An interesting comment regarding limited liability.  Are you saying that liability 
should not be limited, or are you saying it should be limited but they should pay for 
it?

Also your comment about how Americans get their news.  Is it any different in 
Australia?

Bill

--

On Mon, 27 Jan 2003 15:36:29  
 Dr. Bruce R. McFarling wrote:
>On Sun, 26 Jan 2003 14:52:50 -0500, 
>STEPHEN BLOCK <[EMAIL PROTECTED]> wrote:
>
>>A question:
>
>>It is assumed that deficits are stimulative. But is it the case 
>>that they are _inherently_ stimulative, or are they stimulative 
>>primarily when the deficit is the result of increased government 
>>spending, and not just because of a reduction in revenue?
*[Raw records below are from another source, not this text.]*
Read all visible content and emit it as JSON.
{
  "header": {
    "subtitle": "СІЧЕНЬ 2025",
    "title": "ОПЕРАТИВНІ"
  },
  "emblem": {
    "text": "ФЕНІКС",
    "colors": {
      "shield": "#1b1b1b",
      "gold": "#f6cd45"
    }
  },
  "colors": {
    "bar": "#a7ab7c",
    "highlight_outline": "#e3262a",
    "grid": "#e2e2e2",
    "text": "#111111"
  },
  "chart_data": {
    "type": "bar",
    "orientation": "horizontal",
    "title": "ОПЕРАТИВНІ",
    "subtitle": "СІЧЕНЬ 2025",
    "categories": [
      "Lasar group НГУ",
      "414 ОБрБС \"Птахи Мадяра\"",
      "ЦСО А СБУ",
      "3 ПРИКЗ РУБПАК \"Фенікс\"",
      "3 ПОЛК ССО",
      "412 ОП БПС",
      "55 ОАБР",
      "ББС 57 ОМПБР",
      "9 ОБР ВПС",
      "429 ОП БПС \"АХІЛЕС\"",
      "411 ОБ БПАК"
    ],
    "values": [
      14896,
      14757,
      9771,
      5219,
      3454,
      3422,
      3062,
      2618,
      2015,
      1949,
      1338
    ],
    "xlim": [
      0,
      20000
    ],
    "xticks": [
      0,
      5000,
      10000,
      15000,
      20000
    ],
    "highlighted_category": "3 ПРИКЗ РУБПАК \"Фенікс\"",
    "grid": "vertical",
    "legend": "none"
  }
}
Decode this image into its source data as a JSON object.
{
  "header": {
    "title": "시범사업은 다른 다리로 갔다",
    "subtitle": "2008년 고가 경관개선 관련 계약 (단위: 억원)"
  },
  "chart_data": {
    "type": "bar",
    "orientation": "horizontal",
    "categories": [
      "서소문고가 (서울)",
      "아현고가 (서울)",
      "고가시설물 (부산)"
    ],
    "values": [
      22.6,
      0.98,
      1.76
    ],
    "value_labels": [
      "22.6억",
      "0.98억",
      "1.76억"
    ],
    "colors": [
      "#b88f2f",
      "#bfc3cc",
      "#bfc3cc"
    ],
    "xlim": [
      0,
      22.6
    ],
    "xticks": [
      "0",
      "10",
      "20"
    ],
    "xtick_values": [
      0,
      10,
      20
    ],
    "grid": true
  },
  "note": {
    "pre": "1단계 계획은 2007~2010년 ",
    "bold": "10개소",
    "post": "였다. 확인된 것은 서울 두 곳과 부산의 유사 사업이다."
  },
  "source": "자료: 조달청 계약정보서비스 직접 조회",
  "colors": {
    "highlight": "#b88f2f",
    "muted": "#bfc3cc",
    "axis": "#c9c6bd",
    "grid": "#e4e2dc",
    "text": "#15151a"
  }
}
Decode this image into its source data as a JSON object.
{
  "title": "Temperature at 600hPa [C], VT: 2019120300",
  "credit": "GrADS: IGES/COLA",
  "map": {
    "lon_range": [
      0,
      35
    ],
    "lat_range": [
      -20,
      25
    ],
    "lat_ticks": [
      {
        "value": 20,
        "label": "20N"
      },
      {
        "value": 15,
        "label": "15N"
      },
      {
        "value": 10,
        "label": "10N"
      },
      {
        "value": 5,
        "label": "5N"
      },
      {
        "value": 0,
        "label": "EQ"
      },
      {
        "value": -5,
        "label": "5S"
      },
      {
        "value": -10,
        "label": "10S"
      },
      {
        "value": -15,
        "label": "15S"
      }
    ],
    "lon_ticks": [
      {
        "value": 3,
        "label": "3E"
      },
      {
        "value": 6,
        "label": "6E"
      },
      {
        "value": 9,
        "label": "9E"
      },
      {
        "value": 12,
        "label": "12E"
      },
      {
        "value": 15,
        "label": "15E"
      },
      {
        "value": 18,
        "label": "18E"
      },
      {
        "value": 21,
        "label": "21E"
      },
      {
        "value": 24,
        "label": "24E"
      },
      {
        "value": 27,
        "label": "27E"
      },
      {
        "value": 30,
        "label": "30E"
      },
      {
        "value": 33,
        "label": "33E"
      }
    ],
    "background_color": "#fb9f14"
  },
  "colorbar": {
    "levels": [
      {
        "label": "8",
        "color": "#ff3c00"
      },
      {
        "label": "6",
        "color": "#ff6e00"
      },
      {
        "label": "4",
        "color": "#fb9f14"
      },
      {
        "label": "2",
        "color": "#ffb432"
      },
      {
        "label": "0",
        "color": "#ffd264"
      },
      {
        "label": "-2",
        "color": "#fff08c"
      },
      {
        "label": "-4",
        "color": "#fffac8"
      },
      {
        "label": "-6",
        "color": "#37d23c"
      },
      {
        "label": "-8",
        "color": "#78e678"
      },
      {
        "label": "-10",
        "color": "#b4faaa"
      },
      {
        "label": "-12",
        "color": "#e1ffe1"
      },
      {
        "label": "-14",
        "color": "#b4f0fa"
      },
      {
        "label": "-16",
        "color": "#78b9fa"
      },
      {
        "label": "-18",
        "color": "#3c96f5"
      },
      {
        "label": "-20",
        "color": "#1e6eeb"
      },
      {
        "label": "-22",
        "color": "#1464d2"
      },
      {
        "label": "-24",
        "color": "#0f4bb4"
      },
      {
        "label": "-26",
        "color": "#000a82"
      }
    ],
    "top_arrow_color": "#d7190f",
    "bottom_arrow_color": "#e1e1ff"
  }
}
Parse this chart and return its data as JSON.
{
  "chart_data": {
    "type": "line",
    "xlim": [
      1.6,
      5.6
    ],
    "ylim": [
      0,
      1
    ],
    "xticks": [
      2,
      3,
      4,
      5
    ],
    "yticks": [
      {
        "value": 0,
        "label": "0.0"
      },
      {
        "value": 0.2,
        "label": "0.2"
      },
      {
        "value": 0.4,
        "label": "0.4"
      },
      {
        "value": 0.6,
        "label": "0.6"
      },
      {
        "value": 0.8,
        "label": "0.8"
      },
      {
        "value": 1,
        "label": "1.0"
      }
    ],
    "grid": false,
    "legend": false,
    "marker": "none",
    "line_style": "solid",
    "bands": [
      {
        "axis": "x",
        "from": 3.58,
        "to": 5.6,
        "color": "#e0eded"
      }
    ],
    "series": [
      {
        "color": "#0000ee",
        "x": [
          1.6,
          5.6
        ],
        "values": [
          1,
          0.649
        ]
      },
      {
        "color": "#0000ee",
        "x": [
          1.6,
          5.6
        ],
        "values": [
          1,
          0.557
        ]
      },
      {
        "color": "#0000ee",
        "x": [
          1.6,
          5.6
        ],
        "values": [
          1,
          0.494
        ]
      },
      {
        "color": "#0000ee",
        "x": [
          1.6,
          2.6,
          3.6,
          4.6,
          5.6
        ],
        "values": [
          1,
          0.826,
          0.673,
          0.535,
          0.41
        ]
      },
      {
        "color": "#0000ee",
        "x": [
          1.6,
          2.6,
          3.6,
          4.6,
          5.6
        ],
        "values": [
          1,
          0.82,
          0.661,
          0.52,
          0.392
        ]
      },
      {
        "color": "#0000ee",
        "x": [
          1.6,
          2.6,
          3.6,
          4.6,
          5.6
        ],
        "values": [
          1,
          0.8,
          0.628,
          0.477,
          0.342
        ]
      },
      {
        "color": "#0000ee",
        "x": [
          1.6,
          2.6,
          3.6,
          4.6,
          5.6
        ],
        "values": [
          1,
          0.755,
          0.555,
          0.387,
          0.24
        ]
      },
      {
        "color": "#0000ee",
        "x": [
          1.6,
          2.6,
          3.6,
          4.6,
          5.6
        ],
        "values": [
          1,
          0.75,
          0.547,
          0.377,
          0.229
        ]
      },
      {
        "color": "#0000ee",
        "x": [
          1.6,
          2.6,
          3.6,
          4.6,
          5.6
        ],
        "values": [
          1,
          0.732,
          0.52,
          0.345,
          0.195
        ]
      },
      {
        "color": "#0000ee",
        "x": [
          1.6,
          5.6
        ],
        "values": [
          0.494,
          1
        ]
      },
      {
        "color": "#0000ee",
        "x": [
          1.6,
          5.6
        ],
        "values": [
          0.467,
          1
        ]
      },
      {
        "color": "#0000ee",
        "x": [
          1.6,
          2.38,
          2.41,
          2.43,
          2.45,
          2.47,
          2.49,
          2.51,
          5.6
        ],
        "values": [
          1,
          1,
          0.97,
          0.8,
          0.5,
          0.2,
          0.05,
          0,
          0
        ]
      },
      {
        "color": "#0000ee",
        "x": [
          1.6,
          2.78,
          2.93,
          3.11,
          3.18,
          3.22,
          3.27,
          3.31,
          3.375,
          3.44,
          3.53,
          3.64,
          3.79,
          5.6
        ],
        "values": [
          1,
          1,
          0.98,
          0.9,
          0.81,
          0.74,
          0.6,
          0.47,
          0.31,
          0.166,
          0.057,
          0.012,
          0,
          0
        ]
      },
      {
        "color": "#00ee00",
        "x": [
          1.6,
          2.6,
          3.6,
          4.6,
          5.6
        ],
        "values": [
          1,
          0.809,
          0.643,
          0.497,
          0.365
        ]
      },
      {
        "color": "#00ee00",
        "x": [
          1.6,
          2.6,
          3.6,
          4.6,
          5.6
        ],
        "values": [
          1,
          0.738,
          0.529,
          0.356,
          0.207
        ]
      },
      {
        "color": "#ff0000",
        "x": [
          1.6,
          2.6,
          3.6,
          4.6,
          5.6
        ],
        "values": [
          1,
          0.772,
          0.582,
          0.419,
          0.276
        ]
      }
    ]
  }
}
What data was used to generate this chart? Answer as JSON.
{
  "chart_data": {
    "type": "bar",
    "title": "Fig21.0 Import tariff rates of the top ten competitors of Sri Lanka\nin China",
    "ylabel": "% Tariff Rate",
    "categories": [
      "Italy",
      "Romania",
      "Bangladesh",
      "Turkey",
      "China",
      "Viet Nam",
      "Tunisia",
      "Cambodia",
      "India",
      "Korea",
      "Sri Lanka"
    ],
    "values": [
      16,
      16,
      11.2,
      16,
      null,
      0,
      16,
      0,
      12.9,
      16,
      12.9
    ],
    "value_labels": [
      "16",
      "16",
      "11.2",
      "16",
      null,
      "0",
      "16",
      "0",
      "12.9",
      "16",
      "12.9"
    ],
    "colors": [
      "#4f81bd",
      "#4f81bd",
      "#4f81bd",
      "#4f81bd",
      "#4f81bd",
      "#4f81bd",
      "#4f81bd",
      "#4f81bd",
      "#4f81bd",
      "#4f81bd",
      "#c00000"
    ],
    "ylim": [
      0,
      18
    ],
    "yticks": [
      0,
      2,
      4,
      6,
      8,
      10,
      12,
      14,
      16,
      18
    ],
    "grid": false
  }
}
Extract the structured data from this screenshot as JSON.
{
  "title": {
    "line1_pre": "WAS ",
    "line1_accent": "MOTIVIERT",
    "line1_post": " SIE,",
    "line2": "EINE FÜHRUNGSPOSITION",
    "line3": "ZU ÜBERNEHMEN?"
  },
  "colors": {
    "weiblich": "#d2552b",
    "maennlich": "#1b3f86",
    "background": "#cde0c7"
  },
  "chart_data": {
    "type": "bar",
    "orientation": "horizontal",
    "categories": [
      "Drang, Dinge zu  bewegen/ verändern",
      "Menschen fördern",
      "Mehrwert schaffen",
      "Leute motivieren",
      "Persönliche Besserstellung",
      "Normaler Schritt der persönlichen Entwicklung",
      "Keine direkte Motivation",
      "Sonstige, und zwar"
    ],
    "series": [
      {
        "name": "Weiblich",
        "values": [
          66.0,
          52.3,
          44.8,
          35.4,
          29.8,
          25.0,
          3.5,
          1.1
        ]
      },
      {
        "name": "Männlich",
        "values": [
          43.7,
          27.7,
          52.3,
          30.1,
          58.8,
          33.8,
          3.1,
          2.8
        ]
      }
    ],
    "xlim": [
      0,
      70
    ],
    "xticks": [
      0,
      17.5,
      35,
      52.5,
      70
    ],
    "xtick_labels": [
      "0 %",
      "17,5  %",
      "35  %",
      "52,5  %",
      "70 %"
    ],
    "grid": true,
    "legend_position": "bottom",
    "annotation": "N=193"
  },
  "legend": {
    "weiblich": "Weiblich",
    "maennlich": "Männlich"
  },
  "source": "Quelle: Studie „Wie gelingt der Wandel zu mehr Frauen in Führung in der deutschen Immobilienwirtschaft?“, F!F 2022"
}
If they 
>>are inherently stimulative, can anyone explain how that works?
>
>Government spending is directly stimulative, because what 
>they buy necessarily provides effective demand.
>
>Tax reductions are indirectly stimulative, by increasing 
>disposable incomes.  The additional consumption decision 
>between the government policy decision and the stimulus 
>normally implies a weaker stimulus, by the propensity to 
>consume (share of new income that tends to be spent rather 
>than saved).  If that is a relatively modest increase per 
>person spread around a lot of people, as with, say, raising 
>the personal deduction (tax free threshold in Australia), 
>then it would take a very broad based sentiment in favour 
>of not spending that disposable income to fall very far 
>short of the expected impact.
>
>Of particular concern is that a reduction in taxation 
>on income on dividend income, since more of that 
>decision whether to spend or save that income comes 
>under a relatively small number of people (institutional 
>investors, wealthy individual investors) making 
>decisions regarding bigger chunks of money at a time. 
>If there is a strong tendency to hold the tax cut as 
>"reinvested" dividends, it might not have a major 
>stimulus effect.
>
>Of course, if the political cause of fighting the 
>dividend income tax cut was lost, it would be 
>preferable for the corporate tax paid on the 
>dividend income to come back as franking credits, 
>rather than dividends to be tax free, since tax 
>credits retain the principle of progressive income 
>tax.
>
>The notion that investors in corporations should 
>essentially recieve the substantial social benefit of 
>limited liability for free, which is the essence of 
>the "no double taxation" argument, is an odious one, 
>and its a shame that most Americans get their news 
>from direct beneficiaries of this notion.